Is this normal?

Feb 25, 2008 18:39

I'm not entirely sure if this is an appropriate post, and if it's not, I won't be offended if the mods delete it.

That being said, today I had my Mirena IUD inserted. The circumstances surrounding my situation are quite normal: I'm 26, never had any children nor do I want any, and I'm single. My OBGYN didn't once try to dissuade me from my decision despite not fitting in with the website statistical criteria, and he was very understanding and supportive and helped arrange everything quite quickly. All I had to do was call as soon as my next period started, and they'd get me right in.

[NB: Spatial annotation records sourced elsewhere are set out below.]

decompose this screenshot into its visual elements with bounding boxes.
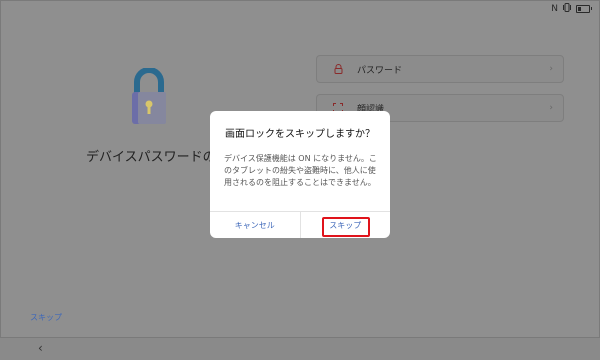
- battery-icon: [576, 5, 592, 13]
- option-password-label: パスワード: [357, 65, 403, 76]
- nfc-icon: N: [551, 4, 558, 14]
- cancel-button[interactable]: キャンセル: [210, 212, 300, 238]
- back-icon[interactable]: ‹: [38, 341, 43, 355]
- lock-illustration-icon: [128, 67, 170, 126]
- chevron-right-icon: ›: [549, 64, 553, 74]
- screen: N デバイスパスワードの設定 パスワード › 顔認識 › スキップ ‹ 画面ロッ…: [0, 0, 600, 360]
- vibrate-icon: [563, 3, 571, 15]
- skip-button-highlight: [322, 217, 370, 237]
- option-password[interactable]: パスワード ›: [316, 55, 564, 83]
- navigation-bar: ‹: [0, 337, 600, 360]
- skip-link[interactable]: スキップ: [30, 312, 62, 323]
- chevron-right-icon: ›: [549, 103, 553, 113]
- dialog-message: デバイス保護機能は ON になりません。このタブレットの紛失や盗難時に、他人に使…: [224, 154, 377, 187]
- dialog-title: 画面ロックをスキップしますか？: [225, 129, 375, 140]
- lock-icon: [331, 64, 345, 74]
- status-bar: N: [551, 3, 592, 15]
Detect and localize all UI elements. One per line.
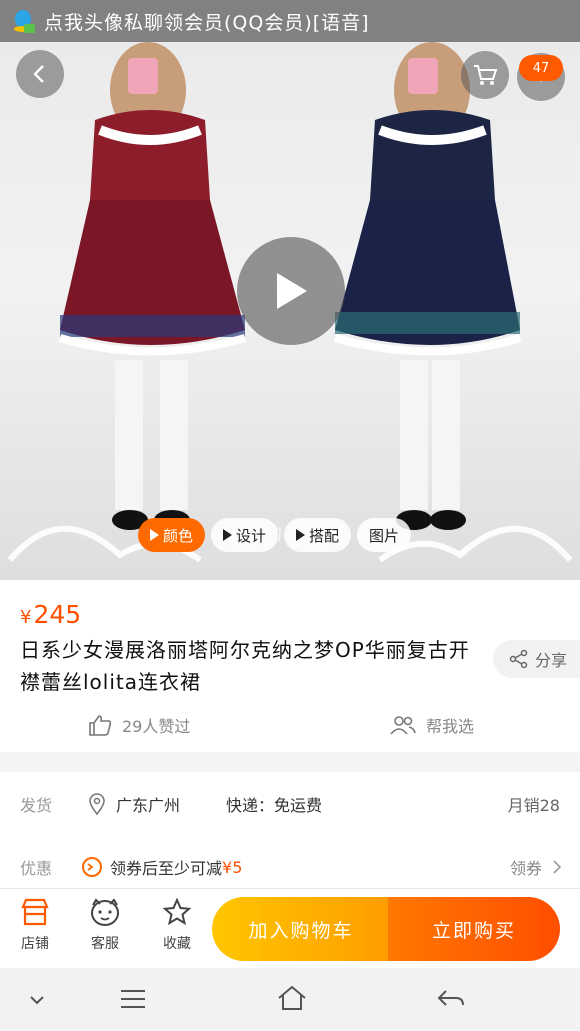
favorite-label: 收藏 xyxy=(163,936,191,952)
tab-match[interactable]: 搭配 xyxy=(284,518,352,552)
location-text: 广东广州 xyxy=(116,796,181,815)
action-bar: 店铺 客服 收藏 加入购物车 立即购买 xyxy=(0,888,580,968)
divider xyxy=(0,752,580,772)
service-label: 客服 xyxy=(91,936,119,952)
tab-design[interactable]: 设计 xyxy=(211,518,279,552)
likes-button[interactable]: 29人赞过 xyxy=(88,713,190,737)
coupon-amount: ¥5 xyxy=(222,857,243,877)
monthly-sales: 月销28 xyxy=(507,796,560,815)
cart-badge: 47 xyxy=(519,55,563,81)
users-icon xyxy=(390,716,416,735)
share-icon xyxy=(509,649,528,669)
menu-icon[interactable] xyxy=(118,988,148,1010)
tab-label: 图片 xyxy=(369,526,400,545)
tab-label: 搭配 xyxy=(309,526,340,545)
coupon-info: 领券后至少可减 ¥5 xyxy=(82,855,242,879)
coupon-icon xyxy=(82,857,102,877)
chevron-down-icon[interactable] xyxy=(28,994,46,1006)
play-icon xyxy=(296,529,306,541)
service-button[interactable]: 客服 xyxy=(75,897,135,953)
coupon-text: 领券后至少可减 xyxy=(110,859,223,878)
express-fee: 快递：免运费 xyxy=(226,796,323,815)
back-icon xyxy=(33,65,44,83)
product-title: 日系少女漫展洛丽塔阿尔克纳之梦OP华丽复古开襟蕾丝lolita连衣裙 xyxy=(20,638,470,694)
play-video-button[interactable] xyxy=(237,237,345,345)
system-nav-bar xyxy=(0,968,580,1031)
shipping-row: 发货 广东广州 快递：免运费 月销28 xyxy=(0,774,580,834)
play-icon xyxy=(150,529,159,541)
share-label: 分享 xyxy=(535,651,568,670)
help-me-choose-button[interactable]: 帮我选 xyxy=(390,713,474,737)
notification-text: 点我头像私聊领会员(QQ会员)[语音] xyxy=(44,11,370,34)
play-icon xyxy=(277,273,307,309)
shop-button[interactable]: 店铺 xyxy=(5,897,65,953)
tab-label: 颜色 xyxy=(163,526,194,545)
share-button[interactable]: 分享 xyxy=(493,640,580,678)
home-icon[interactable] xyxy=(276,984,308,1012)
add-to-cart-button[interactable]: 加入购物车 xyxy=(212,897,390,961)
help-label: 帮我选 xyxy=(426,717,475,736)
tab-color[interactable]: 颜色 xyxy=(138,518,206,552)
tab-label: 设计 xyxy=(236,526,267,545)
cart-icon xyxy=(474,65,498,85)
product-hero-image[interactable]: 47 贩婺的工作室 颜色 设计 搭配 图片 xyxy=(0,0,580,580)
shipping-label: 发货 xyxy=(20,796,53,815)
thumb-up-icon xyxy=(89,715,112,736)
location-icon xyxy=(89,793,105,815)
currency-symbol: ¥ xyxy=(20,607,32,628)
shop-label: 店铺 xyxy=(21,936,49,952)
back-button[interactable] xyxy=(16,50,64,98)
back-arrow-icon[interactable] xyxy=(436,988,466,1010)
media-tabs: 颜色 设计 搭配 图片 xyxy=(138,518,417,552)
favorite-button[interactable]: 收藏 xyxy=(147,897,207,953)
buy-now-button[interactable]: 立即购买 xyxy=(388,897,560,961)
tab-images[interactable]: 图片 xyxy=(357,518,412,552)
get-coupon-label: 领券 xyxy=(509,859,542,878)
chevron-right-icon xyxy=(553,860,562,874)
promo-label: 优惠 xyxy=(20,859,53,878)
service-icon xyxy=(91,898,119,926)
notification-bar[interactable]: 点我头像私聊领会员(QQ会员)[语音] xyxy=(0,0,580,42)
shipping-location: 广东广州 xyxy=(88,792,180,816)
star-icon xyxy=(162,897,192,926)
shop-icon xyxy=(21,898,49,926)
play-icon xyxy=(223,529,233,541)
get-coupon-link[interactable]: 领券 xyxy=(510,855,562,879)
likes-label: 29人赞过 xyxy=(122,717,191,736)
qq-icon xyxy=(10,8,36,34)
price-value: 245 xyxy=(33,600,82,629)
price: ¥245 xyxy=(20,600,81,629)
cart-button[interactable] xyxy=(461,51,509,99)
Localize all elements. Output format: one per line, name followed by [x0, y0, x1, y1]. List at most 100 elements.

I'm generally quite aware of my personal cycle, but I also work in an environment almost completely populated with other females. SOOOO I've been off the last few months, just by a couple of days here and there. And when my period came this morning, I guess I wasn't expecting it? But I called into my doctor's office, and true to his word, they got me in. So perhaps I wasn't in the right mindset? Rambling, I know. My point here is that almost immediately after the Mirena was inserted, I started crying. Like, uncontrollable blubbering. I felt violated. I'm usually pretty rational, and not all that emotional, but I felt this wave of almost complete vulnerability as soon as it was done. It caught me completely off guard. The pain, also, was very intense and not at all what I had been anticipating. Like being punched by an angry mule wearing press-on nails in my lady parts.

I guess I'm just wondering if anyone else has had a similar reaction. I know, I know, I'm menstruating so my emotions are out of whack, but again, this was not the reaction I expected. For reference, it's several hours after the insertion and the pain is almost entirely gone, as is the feeling of vulnerability. I'm just feeling confused now. Seriously, what the heck?!? Did. Not. See. That. One. Coming.